In your role as the Family Caregiver for your senior loved one, you are probably familiar with the term “medication management.” However, do you know understand why managing your loved ones’ medications should be such a priority? You not only run the risk of mismatched medications, you also interfere with healing when medications aren’t taken properly after a hospital stay.
One recent report shows that elderly patients are at a higher risk for hospital readmittance than younger patients. This risk is especially dangerous during the first 30 days after being release from a hospital stay.
Risk Factors for Medication Errors
- Declining Vision - Your loved one may not be able to properly read the dosing instructions for the medication. This can cause them to take the wrong amount and miss important health information, including whether or not to take the medication with food, water or at certain times of the day. Be sure to vet this information for them before they start the medication.
- Memory Loss - Elderly individuals may lose track of when they take their medications, which can potentially cause overdose because they don’t recall taking the medication in the morning. Even the younger individual can struggle with this one as the simply business of life can get in the way.
- Hearing Loss- If your loved one is hard of hearing, they could miss important instructions from their doctor. Providing an extra set of ears is of huge benefit.
- Social Isolation - Health care professionals have found that elderly patients who live alone are less likely to accurately follow their medication regime. This isn’t always intentional as old habits are sometimes hard to break.

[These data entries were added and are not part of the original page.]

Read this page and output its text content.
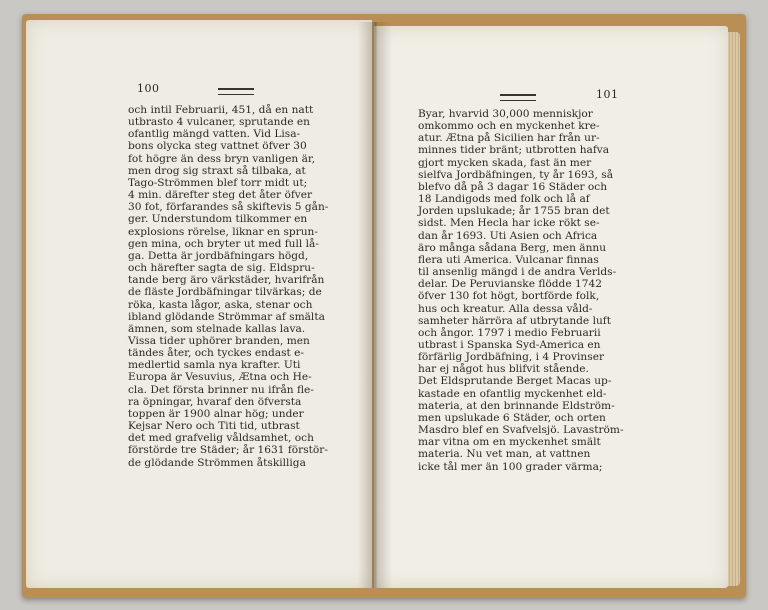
100	101
och intil Februarii, 451, då en natt
utbrasto 4 vulcaner, sprutande en
ofantlig mängd vatten. Vid Lisa-
bons olycka steg vattnet öfver 30
fot högre än dess bryn vanligen är,
men drog sig straxt så tilbaka, at
Tago-Strömmen blef torr midt ut;
4 min. därefter steg det åter öfver
30 fot, förfarandes så skiftevis 5 gån-
ger. Understundom tilkommer en
explosions rörelse, liknar en sprun-
gen mina, och bryter ut med full lå-
ga. Detta är jordbäfningars högd,
och härefter sagta de sig. Eldspru-
tande berg äro värkstäder, hvarifrån
de fläste Jordbäfningar tilvärkas; de
röka, kasta lågor, aska, stenar och
ibland glödande Strömmar af smälta
ämnen, som stelnade kallas lava.
Vissa tider uphörer branden, men
tändes åter, och tyckes endast e-
medlertid samla nya krafter. Uti
Europa är Vesuvius, Ætna och He-
cla. Det första brinner nu ifrån fle-
ra öpningar, hvaraf den öfversta
toppen är 1900 alnar hög; under
Kejsar Nero och Titi tid, utbrast
det med grafvelig våldsamhet, och
förstörde tre Städer; år 1631 förstör-
de glödande Strömmen åtskilliga
Byar, hvarvid 30,000 menniskjor
omkommo och en myckenhet kre-
atur. Ætna på Sicilien har från ur-
minnes tider bränt; utbrotten hafva
gjort mycken skada, fast än mer
sielfva Jordbäfningen, ty år 1693, så
blefvo då på 3 dagar 16 Städer och
18 Landigods med folk och lå af
Jorden upslukade; år 1755 bran det
sidst. Men Hecla har icke rökt se-
dan år 1693. Uti Asien och Africa
äro många sådana Berg, men ännu
flera uti America. Vulcanar finnas
til ansenlig mängd i de andra Verlds-
delar. De Peruvianske flödde 1742
öfver 130 fot högt, bortförde folk,
hus och kreatur. Alla dessa våld-
samheter härröra af utbrytande luft
och ångor. 1797 i medio Februarii
utbrast i Spanska Syd-America en
förfärlig Jordbäfning, i 4 Provinser
har ej något hus blifvit stående.
Det Eldsprutande Berget Macas up-
kastade en ofantlig myckenhet eld-
materia, at den brinnande Eldström-
men upslukade 6 Städer, och orten
Masdro blef en Svafvelsjö. Lavaström-
mar vitna om en myckenhet smält
materia. Nu vet man, at vattnen
icke tål mer än 100 grader värma;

These obstacles can cause stress for you as a Family Caregiver, as well as pose dangerous health risks for your loved one. There are several ways to combat these risks.
Preventing Medication Errors
- Have your loved one’s pharmacist or doctor write down instructions along with their medication. It is important for you to get the instructions from your loved one’s doctor or pharmacist in writing. This will eliminate confusion and give you a reference to ensure your loved one is taking the medicine properly.
- Use medication dispensers. There are many medication containers that are labeled by days and times of days. Many even come with alarms. These can be preset by you so that you can ensure your loved one has the extra reminders and guidance they need.
- Keep a clear record of doctor’s names and contact information. This will be helpful for your loved one if they have questions.
- Label medications clearly. Not only should the names be labeled, but also supply your loved one with clear and simple dosage instructions, possible side effects and whether or not to take the medication with food or water.
- Help your loved one understand their pharmaceutical schedule and to create a routine centered on correctly taking medication, so it becomes habitual and familiar.